A routine medical exam led to a life-saving diagnosis for retiree Wing Tong. His story, he says, speaks to the value of regular and affordable health care from a provider you trust.
The 71-year old sees Winnie Lee, family medicine physician assistant, at International Community Health Services (ICHS) clinic in Bellevue, a 30-minute drive from Tong’s home in Renton. From the first meeting, Tong was impressed with Lee’s attention to detail. His last doctor didn’t write things down, he says, and her careful questions and close monitoring was reassuring.
Even better, Lee speaks his native Cantonese. Tong and his 64-year old wife, Ching Wong, were both born in Hong Kong. Like them, more than half of the patients at ICHS need language assistance and are immigrants or refugees. As a result, ICHS offers free interpretation services in more than 50 languages.
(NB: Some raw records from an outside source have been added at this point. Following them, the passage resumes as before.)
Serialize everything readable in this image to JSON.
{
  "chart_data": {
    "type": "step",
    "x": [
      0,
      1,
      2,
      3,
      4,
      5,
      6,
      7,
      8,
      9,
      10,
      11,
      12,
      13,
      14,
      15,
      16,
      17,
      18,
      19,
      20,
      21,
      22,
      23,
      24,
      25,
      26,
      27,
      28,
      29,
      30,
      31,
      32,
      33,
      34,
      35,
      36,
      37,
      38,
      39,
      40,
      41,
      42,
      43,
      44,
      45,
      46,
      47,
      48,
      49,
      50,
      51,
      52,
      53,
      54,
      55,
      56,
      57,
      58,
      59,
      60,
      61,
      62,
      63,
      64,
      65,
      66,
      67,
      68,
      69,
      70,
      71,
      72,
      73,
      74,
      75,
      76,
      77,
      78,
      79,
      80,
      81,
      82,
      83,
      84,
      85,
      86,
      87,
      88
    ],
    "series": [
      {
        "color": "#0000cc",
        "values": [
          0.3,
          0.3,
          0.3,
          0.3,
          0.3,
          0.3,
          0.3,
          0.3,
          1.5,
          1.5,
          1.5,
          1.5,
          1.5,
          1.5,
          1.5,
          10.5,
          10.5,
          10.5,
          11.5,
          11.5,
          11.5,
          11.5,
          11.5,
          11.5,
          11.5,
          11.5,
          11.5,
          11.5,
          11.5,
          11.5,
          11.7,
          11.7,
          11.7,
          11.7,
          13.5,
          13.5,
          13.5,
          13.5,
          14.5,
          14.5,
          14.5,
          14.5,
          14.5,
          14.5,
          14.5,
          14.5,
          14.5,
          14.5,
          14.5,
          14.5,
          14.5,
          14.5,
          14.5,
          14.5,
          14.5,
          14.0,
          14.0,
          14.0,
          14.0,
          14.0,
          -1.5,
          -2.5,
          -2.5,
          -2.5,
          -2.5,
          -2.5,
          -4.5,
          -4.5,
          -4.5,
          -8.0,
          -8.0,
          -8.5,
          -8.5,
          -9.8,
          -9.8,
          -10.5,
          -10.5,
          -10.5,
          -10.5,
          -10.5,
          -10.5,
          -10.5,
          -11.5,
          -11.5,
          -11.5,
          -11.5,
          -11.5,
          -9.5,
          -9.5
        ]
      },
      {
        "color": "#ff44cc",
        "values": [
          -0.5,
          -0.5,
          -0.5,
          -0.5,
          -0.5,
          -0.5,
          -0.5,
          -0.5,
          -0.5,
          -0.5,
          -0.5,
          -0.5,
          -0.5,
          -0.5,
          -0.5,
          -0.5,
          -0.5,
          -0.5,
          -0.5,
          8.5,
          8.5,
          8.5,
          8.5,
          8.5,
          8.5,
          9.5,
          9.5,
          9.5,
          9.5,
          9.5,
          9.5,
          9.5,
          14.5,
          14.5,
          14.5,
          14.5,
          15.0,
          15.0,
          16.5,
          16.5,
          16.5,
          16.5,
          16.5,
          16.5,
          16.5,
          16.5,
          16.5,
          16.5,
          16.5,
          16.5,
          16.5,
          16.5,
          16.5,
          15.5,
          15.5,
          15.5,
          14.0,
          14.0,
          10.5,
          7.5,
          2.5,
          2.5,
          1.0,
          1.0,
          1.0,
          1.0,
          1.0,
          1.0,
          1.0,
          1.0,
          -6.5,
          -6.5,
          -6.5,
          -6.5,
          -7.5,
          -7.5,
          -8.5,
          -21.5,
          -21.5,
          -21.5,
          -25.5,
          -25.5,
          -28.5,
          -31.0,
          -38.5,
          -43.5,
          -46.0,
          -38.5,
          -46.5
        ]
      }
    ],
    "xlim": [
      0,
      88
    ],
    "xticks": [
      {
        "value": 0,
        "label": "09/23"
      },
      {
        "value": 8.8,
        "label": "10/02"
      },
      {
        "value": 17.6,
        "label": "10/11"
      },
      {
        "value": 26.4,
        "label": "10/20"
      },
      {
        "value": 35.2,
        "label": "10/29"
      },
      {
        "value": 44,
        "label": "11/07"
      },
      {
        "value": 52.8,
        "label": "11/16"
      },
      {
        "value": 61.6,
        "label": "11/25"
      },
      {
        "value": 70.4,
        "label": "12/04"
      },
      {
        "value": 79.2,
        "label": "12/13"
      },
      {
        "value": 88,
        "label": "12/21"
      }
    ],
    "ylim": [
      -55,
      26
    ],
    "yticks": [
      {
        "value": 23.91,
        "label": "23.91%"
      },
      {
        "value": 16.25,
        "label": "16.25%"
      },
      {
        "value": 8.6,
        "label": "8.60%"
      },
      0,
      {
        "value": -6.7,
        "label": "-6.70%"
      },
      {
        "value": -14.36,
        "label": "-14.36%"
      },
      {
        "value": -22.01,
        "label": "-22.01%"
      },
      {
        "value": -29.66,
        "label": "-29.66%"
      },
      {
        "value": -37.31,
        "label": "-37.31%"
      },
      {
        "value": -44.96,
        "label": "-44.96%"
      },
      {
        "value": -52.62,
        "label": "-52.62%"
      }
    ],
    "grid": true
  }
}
Staff represent a diverse array of languages and backgrounds, and are nuanced in the cultural beliefs that might shape patients’ opinions about health care.
Bridging these cultural gaps – whether through a common language or a ready ear – is part of Lee’s approach to patient care. She says good health care is built on trust and meeting her patients “where they are at.”
“It’s a relationship,” said Lee. “You figure out who people are, who their supports are, where they are in life, what their goals are, what motivates them and how you fit into all that. You’re not the captain of the ship, your patient’s the captain of the ship and you bring the map. You journey together.”
Tong credits Lee with saving his life. He was a smoker for 40 years but quit a decade ago. Lee suggested a chest scan as a precaution. The CT scan is still a relatively new recommendation for former smokers, so the two talked pros and cons before Tong agreed. It turned out to be a timely decision.
“They noticed that one of the blood vessels in the heart was enlarged,” said daughter Meon Yu, who has since transferred care from her previous doctor to Lee. “After a follow-up scan, they confirmed it was urgent. We met with the surgeon and she said if the vessel burst and my dad wasn’t treated within two hours, he could die.”
After a three-hour surgery Tong spent the night in the ICU and was discharged the next day. Normal life resumed after a few days recovery and he was back at work in three weeks. Since then, whenever Tong meets with Lee, she reminds him to keep exercising and to eat better.
The difference, his daughter says, is now he listens.
“Having a personal relationship with patients is often the first step,” said Lee. “Maybe they won’t do half of what is recommended, but you take baby steps.”
“Life is fragile, but if there are people like Winnie to provide health care for our community, I feel optimistic and supported,” said Tong. “I’m grateful from the bottom of my heart for Winnie and ICHS. I am lucky to have met her.”